Friday, July 18, 2008

The Future of American Judaism?

There's an interesting post over at "Angstgnostik Reconstructodox Modern Orthoprax" (or XGH or whatever he is calling his blog today) called Our Strategy. XGH is an orthoprax Jew who likes Orthodox practices but accepts the DH and many other modern beliefs that, in one way or another, undermine traditional Orthodox beliefs. For the past few years, he has been taking widely disparate ideas and crashing them together in am intellectual Judaism-modernity supercollider, in the hopes of generating new super-particles ideas that might reconcile this conflict.

His most recent post sets out a broad program for what he is doing. In short, it is an attempt to bring in a more critical, open, and modern understanding of Judaism while at the same time keeping a more traditional orthoprax lifestyle. This is left-wing Modern Orthodoxy, with a bit of Reconstructionism thrown in.

I think he has identified the broad outlines of the future of American Judaism, and it is similar to the one that I (and Steve and Diane, I think) advocate, at least in very general terms. Here's why.

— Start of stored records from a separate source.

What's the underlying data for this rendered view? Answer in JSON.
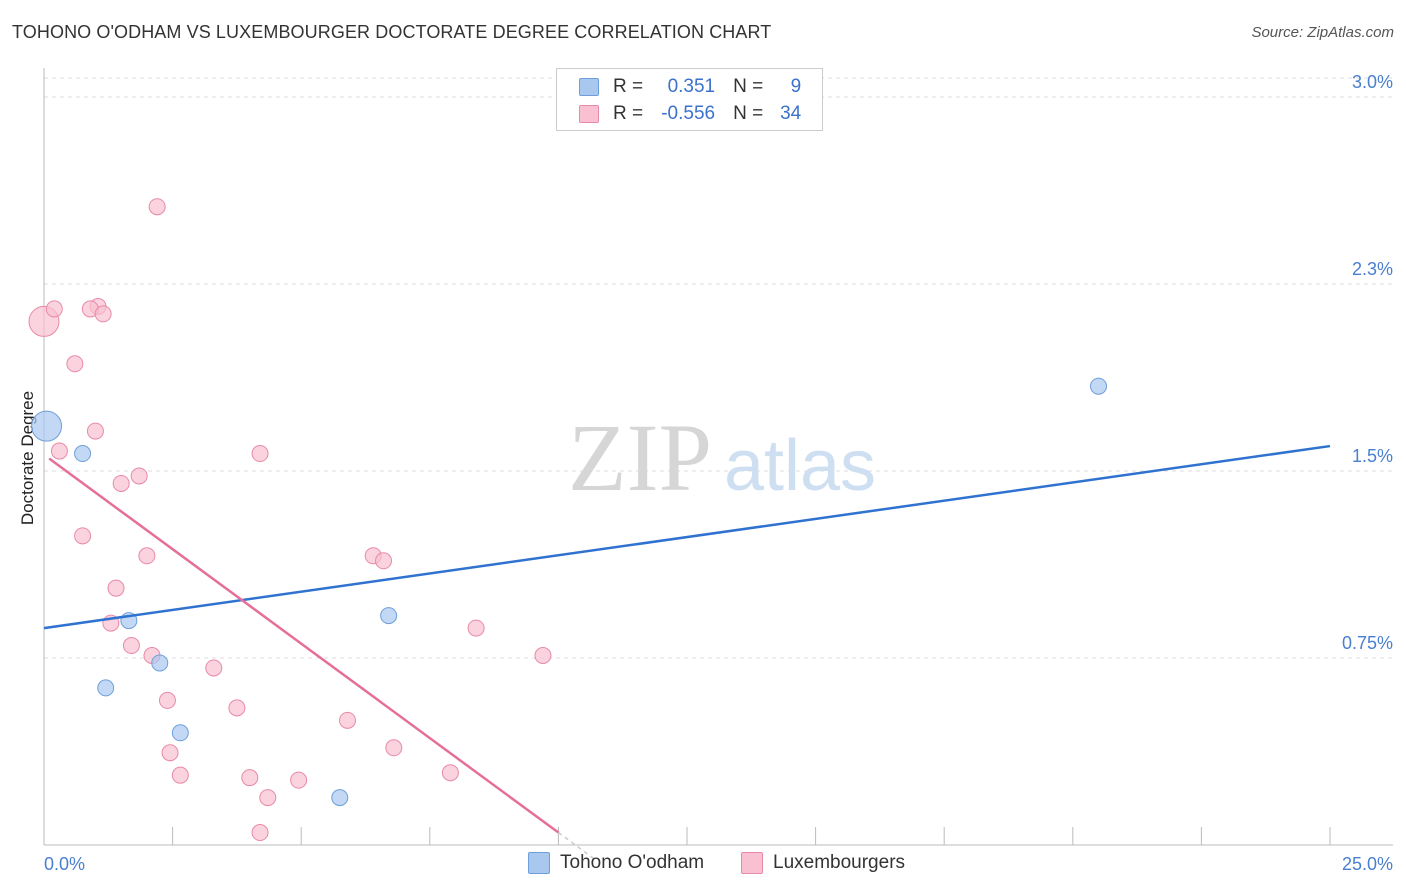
{
  "header": {
    "title": "TOHONO O'ODHAM VS LUXEMBOURGER DOCTORATE DEGREE CORRELATION CHART",
    "source": "Source: ZipAtlas.com"
  },
  "watermark": {
    "zip": "ZIP",
    "atlas": "atlas"
  },
  "legend": {
    "rows": [
      {
        "r_label": "R =",
        "r_value": "0.351",
        "n_label": "N =",
        "n_value": "9",
        "color": "#a8c8f0",
        "border": "#6f9fd8"
      },
      {
        "r_label": "R =",
        "r_value": "-0.556",
        "n_label": "N =",
        "n_value": "34",
        "color": "#f8c0d0",
        "border": "#e88aa8"
      }
    ]
  },
  "bottom_legend": [
    {
      "label": "Tohono O'odham",
      "color": "#a8c8f0",
      "border": "#6f9fd8"
    },
    {
      "label": "Luxembourgers",
      "color": "#f8c0d0",
      "border": "#e88aa8"
    }
  ],
  "colors": {
    "blue_line": "#2f72d0",
    "pink_line": "#e56f98",
    "blue_fill": "#a8c8f0",
    "pink_fill": "#f8c0d0",
    "grid": "#dddddd"
  },
  "chart_data": {
    "type": "scatter",
    "title": "TOHONO O'ODHAM VS LUXEMBOURGER DOCTORATE DEGREE CORRELATION CHART",
    "xlabel": "",
    "ylabel": "Doctorate Degree",
    "xlim": [
      0,
      25
    ],
    "ylim": [
      0,
      3.1
    ],
    "x_tick_labels": {
      "left": "0.0%",
      "right": "25.0%"
    },
    "y_ticks": [
      {
        "value": 0.75,
        "label": "0.75%"
      },
      {
        "value": 1.5,
        "label": "1.5%"
      },
      {
        "value": 2.25,
        "label": "2.3%"
      },
      {
        "value": 3.0,
        "label": "3.0%"
      }
    ],
    "series": [
      {
        "name": "Tohono O'odham",
        "R": 0.351,
        "N": 9,
        "trend": {
          "x0": 0,
          "y0": 0.87,
          "x1": 25,
          "y1": 1.6
        },
        "points": [
          {
            "x": 0.05,
            "y": 1.68,
            "size": "large"
          },
          {
            "x": 0.75,
            "y": 1.57
          },
          {
            "x": 1.65,
            "y": 0.9
          },
          {
            "x": 2.25,
            "y": 0.73
          },
          {
            "x": 1.2,
            "y": 0.63
          },
          {
            "x": 2.65,
            "y": 0.45
          },
          {
            "x": 6.7,
            "y": 0.92
          },
          {
            "x": 5.75,
            "y": 0.19
          },
          {
            "x": 20.5,
            "y": 1.84
          }
        ]
      },
      {
        "name": "Luxembourgers",
        "R": -0.556,
        "N": 34,
        "trend": {
          "x0": 0.1,
          "y0": 1.55,
          "x1": 10.0,
          "y1": 0.05,
          "dash_to_x": 10.7
        },
        "points": [
          {
            "x": 0.0,
            "y": 2.1,
            "size": "large"
          },
          {
            "x": 0.2,
            "y": 2.15
          },
          {
            "x": 1.05,
            "y": 2.16
          },
          {
            "x": 0.9,
            "y": 2.15
          },
          {
            "x": 1.15,
            "y": 2.13
          },
          {
            "x": 2.2,
            "y": 2.56
          },
          {
            "x": 0.6,
            "y": 1.93
          },
          {
            "x": 1.0,
            "y": 1.66
          },
          {
            "x": 0.3,
            "y": 1.58
          },
          {
            "x": 4.2,
            "y": 1.57
          },
          {
            "x": 1.5,
            "y": 1.45
          },
          {
            "x": 1.85,
            "y": 1.48
          },
          {
            "x": 0.75,
            "y": 1.24
          },
          {
            "x": 2.0,
            "y": 1.16
          },
          {
            "x": 6.4,
            "y": 1.16
          },
          {
            "x": 6.6,
            "y": 1.14
          },
          {
            "x": 1.4,
            "y": 1.03
          },
          {
            "x": 1.3,
            "y": 0.89
          },
          {
            "x": 1.7,
            "y": 0.8
          },
          {
            "x": 2.1,
            "y": 0.76
          },
          {
            "x": 3.3,
            "y": 0.71
          },
          {
            "x": 8.4,
            "y": 0.87
          },
          {
            "x": 9.7,
            "y": 0.76
          },
          {
            "x": 2.4,
            "y": 0.58
          },
          {
            "x": 3.75,
            "y": 0.55
          },
          {
            "x": 5.9,
            "y": 0.5
          },
          {
            "x": 2.45,
            "y": 0.37
          },
          {
            "x": 6.8,
            "y": 0.39
          },
          {
            "x": 2.65,
            "y": 0.28
          },
          {
            "x": 4.0,
            "y": 0.27
          },
          {
            "x": 4.95,
            "y": 0.26
          },
          {
            "x": 7.9,
            "y": 0.29
          },
          {
            "x": 4.35,
            "y": 0.19
          },
          {
            "x": 4.2,
            "y": 0.05
          }
        ]
      }
    ]
  }
}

Some current RW Orthodox thinking requires shutting out some contemporary ideas, even if they are true or useful or powerful. Instead of dealing with these head-on, these thinkers and communities simply ignore them. This sort of head-in-the-sand approach might build communities, but the communities face the ever-present risk of being undermined as soon as people are exposed to contrary ideas. That works for a while, but it is no way to hold a community together in the long run.

At the other extreme, it is not clear to me that secular / cultural / non-halachic / non-traditional approaches to Judaism can survive as Judaism. These movements may end up doing much good, but by untethering themselves from the essential characteristics of Judaism, they risk drifting too far from anything that we might meaningfully think of as Judaism.

That leaves the broad middle. A type of Judaism dedicated that embraces the important and good aspects of modernity but remains "a people that dwells apart, not reckoned among the nations" as last week's parsha put it. Taking halacha and tradition seriously, but retaining the flexibility to chance halacha when there is a compelling need. In short, a dedication to both tradition and change. Sound familiar?

It should. This is the same approach as the one advocated by Conservative Judaism in the first half of the 20th Century. That movement worked well in many respects and did not work well in other respects. Part of the problem with Conservative Judaism today, as people have noted, is that many lay people have very little understanding of, and thus little interest and involvement in, the greatness of traditional Judiasm. Reversing this is one of the challenges facing Conservative synagogues.

There is an open question as to whether this approach to Judaism will emerge as a more modern shift in Orthodox thinking or as a more traditional shift in Conservative practice. It may even come from the Reform movement if it could re-embrace halacha and tradition, and subordinate its radical individualism, in a serious way. But whereever it comes from, I think it is the future of American Judaism.